Esa totalidad que ha de ser expresada, una totalidad huidiza, fluctuante, sólo puede captarse mediante un conocimiento que supere el tiempo y la muerte. Y éste es el que Broch asigna al arte. El primer medio para descubrir ese “todo” es la simultaneidad lograda con la palabra. Y la palabra poética, que se mueve entre imagen y música, resulta adecuada a este fin, ya que lo que se pide al lenguaje es “hacer audibles y visibles unidades cognoscitivas”[3]. Y esto se hace patente en toda su escritura, hasta el punto de que la prosa se transforma en poesía en sus novelas.
Broch, de todos modos, no recogió en libro sus poemas; aparecieron reunidos por primera vez en sus obras completas en 1953[4]. Hijo del momento de predominio del cientifismo, que comportaba en literatura un enfoque concreto de la condición humana (cultura versus natura), pero heredero de la tendencia que nos habla de un modo de vivir poéticamente la naturaleza, la Naturlyrik, arraigada en la literatura alemana desde el Romanticismo (revitalizada por tres grandes poetas que se asimilan con el neorromanticismo, el simbolismo y el modernismo: Hofmannsthal, Rilke y Stefan George), y a un mismo tiempo alcanzado por el expresionismo —aunque lejos de la poesía de la gran ciudad, la Grosstadtlyrik—, Hermann Broch, a través de sus versos, va abriendo paso decidido a sus ideas, que acaban por concretarse en una particular construcción del poema.
Los aquí recogidos (escritos entre los años 1913 y 1949) permiten seguir los movimientos de su mente, que abarca tesituras abiertas. En el primero, “Misterio matemático” (que data de 1913), se erige un edificio —el mundo— sostenido en un solo concepto, el número, unidad de cantidad que sirve para delimitarlo todo, como vieron los pitagóricos y también Galileo, quien afirmó: “la naturaleza está escrita en caracteres matemáticos”, pero el fondo motor del poema es la totalidad. Broch parte de las matemáticas, pues considera que la razón científica y la imaginación creadora se sustentan por constituir dos ramas de un solo árbol, el del conocimiento; pero lo importante, para él, es expresar ese árbol.
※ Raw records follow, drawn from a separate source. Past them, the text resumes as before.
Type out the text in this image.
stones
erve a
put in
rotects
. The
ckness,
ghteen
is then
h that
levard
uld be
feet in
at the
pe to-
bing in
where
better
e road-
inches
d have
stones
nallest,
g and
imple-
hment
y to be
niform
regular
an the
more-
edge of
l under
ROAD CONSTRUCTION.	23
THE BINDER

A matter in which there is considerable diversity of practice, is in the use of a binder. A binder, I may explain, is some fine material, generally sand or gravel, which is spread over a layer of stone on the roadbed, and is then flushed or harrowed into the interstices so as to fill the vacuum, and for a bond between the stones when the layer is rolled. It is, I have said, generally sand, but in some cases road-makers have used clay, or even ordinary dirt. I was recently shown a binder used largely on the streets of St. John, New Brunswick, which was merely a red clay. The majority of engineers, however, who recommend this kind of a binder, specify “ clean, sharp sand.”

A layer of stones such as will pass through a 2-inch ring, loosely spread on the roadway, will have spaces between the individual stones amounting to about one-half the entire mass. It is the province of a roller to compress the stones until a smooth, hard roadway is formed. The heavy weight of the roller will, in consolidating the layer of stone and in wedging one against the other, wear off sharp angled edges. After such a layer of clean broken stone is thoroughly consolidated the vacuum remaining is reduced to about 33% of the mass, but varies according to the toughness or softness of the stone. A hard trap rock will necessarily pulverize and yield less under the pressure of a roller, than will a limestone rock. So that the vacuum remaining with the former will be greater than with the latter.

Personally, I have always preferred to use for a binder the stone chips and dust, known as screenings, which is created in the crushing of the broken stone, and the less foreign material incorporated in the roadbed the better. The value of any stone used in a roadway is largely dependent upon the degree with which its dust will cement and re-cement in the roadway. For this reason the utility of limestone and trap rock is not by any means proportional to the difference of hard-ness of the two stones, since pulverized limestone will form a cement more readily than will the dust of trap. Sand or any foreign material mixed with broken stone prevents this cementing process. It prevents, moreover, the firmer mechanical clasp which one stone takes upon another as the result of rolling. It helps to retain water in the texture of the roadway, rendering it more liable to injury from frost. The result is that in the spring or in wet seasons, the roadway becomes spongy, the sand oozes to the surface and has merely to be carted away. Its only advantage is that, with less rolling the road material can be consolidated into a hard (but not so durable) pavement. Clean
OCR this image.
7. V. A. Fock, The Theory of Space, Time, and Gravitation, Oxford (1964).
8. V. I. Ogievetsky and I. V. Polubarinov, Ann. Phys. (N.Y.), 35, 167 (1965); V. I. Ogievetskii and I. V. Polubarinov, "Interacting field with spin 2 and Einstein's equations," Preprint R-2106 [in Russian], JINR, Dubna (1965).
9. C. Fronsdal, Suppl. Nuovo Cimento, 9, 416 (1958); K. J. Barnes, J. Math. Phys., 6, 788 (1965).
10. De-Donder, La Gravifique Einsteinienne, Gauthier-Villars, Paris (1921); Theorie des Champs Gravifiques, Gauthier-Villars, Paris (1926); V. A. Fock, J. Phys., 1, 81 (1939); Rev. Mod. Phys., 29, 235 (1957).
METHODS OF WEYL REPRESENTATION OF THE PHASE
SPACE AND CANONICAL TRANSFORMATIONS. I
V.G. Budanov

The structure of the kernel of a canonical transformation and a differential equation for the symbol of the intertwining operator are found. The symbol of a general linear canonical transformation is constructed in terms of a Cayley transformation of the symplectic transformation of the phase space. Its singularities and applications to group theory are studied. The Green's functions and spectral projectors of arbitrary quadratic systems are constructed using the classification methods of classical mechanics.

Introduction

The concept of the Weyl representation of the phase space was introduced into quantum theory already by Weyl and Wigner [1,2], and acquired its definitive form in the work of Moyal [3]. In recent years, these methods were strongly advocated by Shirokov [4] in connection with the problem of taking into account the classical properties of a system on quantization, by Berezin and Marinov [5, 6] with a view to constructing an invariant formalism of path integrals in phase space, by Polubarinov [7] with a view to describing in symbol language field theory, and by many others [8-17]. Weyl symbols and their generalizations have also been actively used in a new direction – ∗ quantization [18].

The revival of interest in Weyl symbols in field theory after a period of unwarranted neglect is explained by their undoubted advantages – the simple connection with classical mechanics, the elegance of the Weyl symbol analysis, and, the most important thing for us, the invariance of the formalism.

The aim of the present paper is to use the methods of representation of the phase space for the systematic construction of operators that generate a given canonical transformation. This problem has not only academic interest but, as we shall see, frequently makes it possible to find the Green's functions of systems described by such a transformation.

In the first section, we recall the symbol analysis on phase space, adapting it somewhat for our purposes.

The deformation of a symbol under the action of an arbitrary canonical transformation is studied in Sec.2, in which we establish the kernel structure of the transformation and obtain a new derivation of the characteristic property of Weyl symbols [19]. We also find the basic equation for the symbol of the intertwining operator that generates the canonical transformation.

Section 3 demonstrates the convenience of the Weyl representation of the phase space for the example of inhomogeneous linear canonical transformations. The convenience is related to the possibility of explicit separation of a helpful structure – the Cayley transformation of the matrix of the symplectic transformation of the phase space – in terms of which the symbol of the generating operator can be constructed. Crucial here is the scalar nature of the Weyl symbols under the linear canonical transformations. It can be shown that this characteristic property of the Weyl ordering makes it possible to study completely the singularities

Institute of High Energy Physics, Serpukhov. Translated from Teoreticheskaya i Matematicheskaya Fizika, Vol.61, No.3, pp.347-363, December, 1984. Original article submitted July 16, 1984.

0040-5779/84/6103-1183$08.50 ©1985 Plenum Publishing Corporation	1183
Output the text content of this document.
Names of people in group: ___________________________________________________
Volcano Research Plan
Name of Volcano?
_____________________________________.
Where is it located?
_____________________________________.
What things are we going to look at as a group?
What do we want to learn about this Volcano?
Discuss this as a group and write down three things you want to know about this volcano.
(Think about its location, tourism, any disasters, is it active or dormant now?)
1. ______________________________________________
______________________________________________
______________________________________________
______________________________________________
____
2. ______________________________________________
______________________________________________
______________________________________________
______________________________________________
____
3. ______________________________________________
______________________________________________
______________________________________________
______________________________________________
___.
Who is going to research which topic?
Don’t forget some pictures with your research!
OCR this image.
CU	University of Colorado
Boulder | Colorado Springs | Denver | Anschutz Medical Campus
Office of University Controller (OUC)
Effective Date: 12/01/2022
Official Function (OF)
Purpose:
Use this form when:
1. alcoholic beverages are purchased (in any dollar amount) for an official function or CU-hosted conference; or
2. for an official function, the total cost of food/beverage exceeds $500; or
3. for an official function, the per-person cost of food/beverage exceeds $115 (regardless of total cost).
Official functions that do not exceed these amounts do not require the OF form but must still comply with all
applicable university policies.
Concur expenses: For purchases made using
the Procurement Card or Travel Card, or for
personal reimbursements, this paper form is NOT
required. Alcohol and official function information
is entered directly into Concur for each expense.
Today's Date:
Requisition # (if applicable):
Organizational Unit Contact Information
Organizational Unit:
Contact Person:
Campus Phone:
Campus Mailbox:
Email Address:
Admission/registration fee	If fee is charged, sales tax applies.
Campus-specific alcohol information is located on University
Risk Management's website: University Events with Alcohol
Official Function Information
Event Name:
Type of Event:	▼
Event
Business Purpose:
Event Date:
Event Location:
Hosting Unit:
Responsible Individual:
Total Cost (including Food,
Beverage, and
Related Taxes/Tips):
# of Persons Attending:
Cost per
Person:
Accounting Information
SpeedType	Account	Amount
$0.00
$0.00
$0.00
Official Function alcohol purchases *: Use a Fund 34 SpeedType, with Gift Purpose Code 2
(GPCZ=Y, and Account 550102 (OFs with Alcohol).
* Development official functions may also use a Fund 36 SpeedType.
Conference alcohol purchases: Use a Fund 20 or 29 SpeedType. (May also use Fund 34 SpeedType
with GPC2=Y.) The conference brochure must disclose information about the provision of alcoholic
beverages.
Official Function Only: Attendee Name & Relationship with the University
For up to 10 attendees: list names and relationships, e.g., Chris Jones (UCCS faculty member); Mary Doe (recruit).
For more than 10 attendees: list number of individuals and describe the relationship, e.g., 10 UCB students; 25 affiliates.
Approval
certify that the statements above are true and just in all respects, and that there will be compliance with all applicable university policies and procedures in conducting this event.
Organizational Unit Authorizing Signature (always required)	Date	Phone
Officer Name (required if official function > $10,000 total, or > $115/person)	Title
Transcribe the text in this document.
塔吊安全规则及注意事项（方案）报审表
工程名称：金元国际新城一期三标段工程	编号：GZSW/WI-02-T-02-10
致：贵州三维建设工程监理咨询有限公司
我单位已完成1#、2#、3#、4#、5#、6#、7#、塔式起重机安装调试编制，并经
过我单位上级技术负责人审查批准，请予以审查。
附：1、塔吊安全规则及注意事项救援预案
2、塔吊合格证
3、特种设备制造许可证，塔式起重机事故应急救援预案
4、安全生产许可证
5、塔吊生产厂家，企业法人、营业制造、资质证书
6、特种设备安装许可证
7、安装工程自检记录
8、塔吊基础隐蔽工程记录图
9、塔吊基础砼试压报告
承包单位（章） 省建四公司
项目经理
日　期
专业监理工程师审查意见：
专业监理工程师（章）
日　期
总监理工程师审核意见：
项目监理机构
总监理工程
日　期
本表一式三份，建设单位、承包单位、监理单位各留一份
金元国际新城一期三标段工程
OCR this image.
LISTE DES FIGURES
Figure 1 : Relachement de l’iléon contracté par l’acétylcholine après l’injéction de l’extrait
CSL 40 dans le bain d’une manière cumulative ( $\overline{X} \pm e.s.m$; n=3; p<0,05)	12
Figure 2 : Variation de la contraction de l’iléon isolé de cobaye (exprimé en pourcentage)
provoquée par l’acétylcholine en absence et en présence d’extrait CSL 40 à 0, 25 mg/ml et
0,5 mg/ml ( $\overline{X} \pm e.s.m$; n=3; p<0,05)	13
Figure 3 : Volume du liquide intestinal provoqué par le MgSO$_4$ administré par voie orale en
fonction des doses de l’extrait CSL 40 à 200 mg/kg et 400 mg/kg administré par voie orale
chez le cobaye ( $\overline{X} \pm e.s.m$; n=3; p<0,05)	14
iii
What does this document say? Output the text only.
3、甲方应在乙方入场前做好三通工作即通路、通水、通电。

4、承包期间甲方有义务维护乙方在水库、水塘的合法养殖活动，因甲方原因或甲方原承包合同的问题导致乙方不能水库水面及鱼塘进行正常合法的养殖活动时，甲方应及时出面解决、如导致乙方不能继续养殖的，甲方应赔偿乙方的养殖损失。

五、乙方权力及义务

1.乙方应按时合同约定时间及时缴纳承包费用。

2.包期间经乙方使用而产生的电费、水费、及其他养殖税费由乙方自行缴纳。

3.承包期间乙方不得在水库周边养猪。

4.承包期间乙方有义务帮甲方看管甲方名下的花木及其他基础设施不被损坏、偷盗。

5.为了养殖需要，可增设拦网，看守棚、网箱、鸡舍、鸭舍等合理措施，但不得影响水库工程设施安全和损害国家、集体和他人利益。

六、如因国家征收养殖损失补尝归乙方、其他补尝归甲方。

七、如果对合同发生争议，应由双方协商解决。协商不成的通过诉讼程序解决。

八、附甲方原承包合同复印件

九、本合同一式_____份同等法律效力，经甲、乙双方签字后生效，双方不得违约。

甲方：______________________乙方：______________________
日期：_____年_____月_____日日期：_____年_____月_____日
Este poema constituye un interesante punto de partida si tenemos en cuenta las palabras escritas por su autor en el ensayo Hofmannsthal y su tiempo:
la cosmogonía pitagórica —al reunir conocimiento, ética y arte en un todo arquitectónico—, está condicionada tanto por las matemáticas como por la música. El que vive en el campo simbólico del idioma, experimenta a cada sentencia que concibe y con la que pretende expresar una determinada verdad conceptual (no abstracta en su forma), que con el simple razonamiento lógico no se consigue su concepción y exposición idiomáticas, sino que para ello hay que recurrir a la lógica del arte, tal vez más profunda, tal vez más elevada, para que, con ayuda de su sistema arquitectónico, la expresión adquiera la validez y la fuerza necesarias”[5].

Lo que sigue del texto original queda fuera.